List of A Fire Chiefs Opinion Of Using Timber Framing In Buildings ?

  • The emergence of the importance fire safety in US construction methodologies
  • The Solution

The emergence of the importance fire safety in US construction methodologies

With the incidence of major fires in timber frame mid-rise buildings increasing in the USA, and modifications in recent code cycles permitting height and area changes, the issue of fire safety was the hot topic of discussion at a recent Steel Framing Industry Association (SFIA) Executive Forum in Montgomery County, Texas. 

The Forum featured Steve Lohr, the highly-experienced Chief of the Hagerstown, MD Fire Department, who recently retired after being Chief of Montgomery County (MD) Fire and Rescue for 30 years.

Watch the video to see Chief Lohr’s stance on building with timber-framing and learn more about the risks and the regulatory details in the USA construction market.

The forum covered how recent codes and legislative changes in the US that permit the use of timber framing in taller and larger buildings, present a risk to public safety.

Chief Lohr has personal experience fighting fires of the scale that the recent coding and legislative changes contribute to, most recently with the 2014 fire that destroyed a 5-story timber framed apartment complex in Montgomery County.

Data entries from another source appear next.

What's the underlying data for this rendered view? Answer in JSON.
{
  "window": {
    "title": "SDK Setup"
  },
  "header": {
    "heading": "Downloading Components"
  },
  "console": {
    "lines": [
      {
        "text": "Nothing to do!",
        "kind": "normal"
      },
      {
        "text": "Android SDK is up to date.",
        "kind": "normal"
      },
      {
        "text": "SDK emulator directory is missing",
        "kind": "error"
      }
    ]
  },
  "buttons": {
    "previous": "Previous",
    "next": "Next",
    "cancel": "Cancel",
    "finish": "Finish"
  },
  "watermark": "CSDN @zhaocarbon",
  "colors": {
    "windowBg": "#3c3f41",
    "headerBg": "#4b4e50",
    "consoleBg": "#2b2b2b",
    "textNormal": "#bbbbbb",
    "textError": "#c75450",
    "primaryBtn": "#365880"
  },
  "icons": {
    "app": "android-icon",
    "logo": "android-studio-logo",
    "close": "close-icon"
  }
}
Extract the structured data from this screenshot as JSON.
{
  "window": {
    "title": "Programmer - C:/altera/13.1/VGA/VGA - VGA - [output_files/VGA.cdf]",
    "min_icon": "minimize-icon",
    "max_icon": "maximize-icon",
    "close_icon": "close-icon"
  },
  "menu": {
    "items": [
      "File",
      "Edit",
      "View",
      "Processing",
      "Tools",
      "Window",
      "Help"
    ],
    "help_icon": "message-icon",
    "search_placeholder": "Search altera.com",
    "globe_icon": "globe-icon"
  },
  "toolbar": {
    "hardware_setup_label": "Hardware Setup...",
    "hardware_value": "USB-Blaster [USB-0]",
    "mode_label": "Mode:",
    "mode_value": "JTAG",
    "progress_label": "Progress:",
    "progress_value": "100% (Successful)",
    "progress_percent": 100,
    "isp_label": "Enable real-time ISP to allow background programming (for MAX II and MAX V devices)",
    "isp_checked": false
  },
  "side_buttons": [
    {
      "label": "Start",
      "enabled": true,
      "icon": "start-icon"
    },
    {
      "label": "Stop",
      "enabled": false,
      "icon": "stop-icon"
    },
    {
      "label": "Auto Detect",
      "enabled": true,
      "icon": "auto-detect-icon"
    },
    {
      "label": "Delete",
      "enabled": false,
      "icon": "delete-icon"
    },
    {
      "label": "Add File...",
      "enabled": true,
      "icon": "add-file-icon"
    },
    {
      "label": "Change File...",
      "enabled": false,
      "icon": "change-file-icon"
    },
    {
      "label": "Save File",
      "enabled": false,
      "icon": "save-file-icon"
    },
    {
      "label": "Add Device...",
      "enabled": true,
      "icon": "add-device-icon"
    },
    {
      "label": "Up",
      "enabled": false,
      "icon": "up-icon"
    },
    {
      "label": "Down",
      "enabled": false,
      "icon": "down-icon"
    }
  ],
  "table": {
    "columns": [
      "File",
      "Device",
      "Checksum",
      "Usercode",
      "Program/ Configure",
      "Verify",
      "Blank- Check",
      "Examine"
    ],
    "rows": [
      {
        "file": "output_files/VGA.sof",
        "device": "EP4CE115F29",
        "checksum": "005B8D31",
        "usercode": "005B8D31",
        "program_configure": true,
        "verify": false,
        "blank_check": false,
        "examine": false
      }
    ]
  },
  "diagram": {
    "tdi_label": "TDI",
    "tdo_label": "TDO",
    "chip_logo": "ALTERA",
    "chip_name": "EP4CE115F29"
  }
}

It’s important to be aware that although Chief Lohr is referring specifically to Montgomery County in Texas, the principles he speaks about when building with timber framing are lessons for anyone that’s building with timber, anywhere in the world.

The Solution

The solution is to construct with cold formed steel construction techniques, thereby removing the danger of using flammable framing.

Steel is non-combustible and can’t burn, because it contains no fire fueling elements. Steel provides no means for a fire to start, it does not contribute to fire growth or fire spread, and it does not contribute to the generation of smoke and toxic combustion products in fires. US Building codes recognize CFS framing as a non-combustible construction methodology.

With fire protection being a primary concern for building codes, builders and construction companies, the use of cold formed steel is increasingly being used to provide strong fire-resistance to buildings and avoid lives being placed at risk.

FRAMECAD are highly aware of the need for fire protection in construction. So much so that we have recently been Sub-Assemblies tested and certified with a 65 minute fire rating in the USA.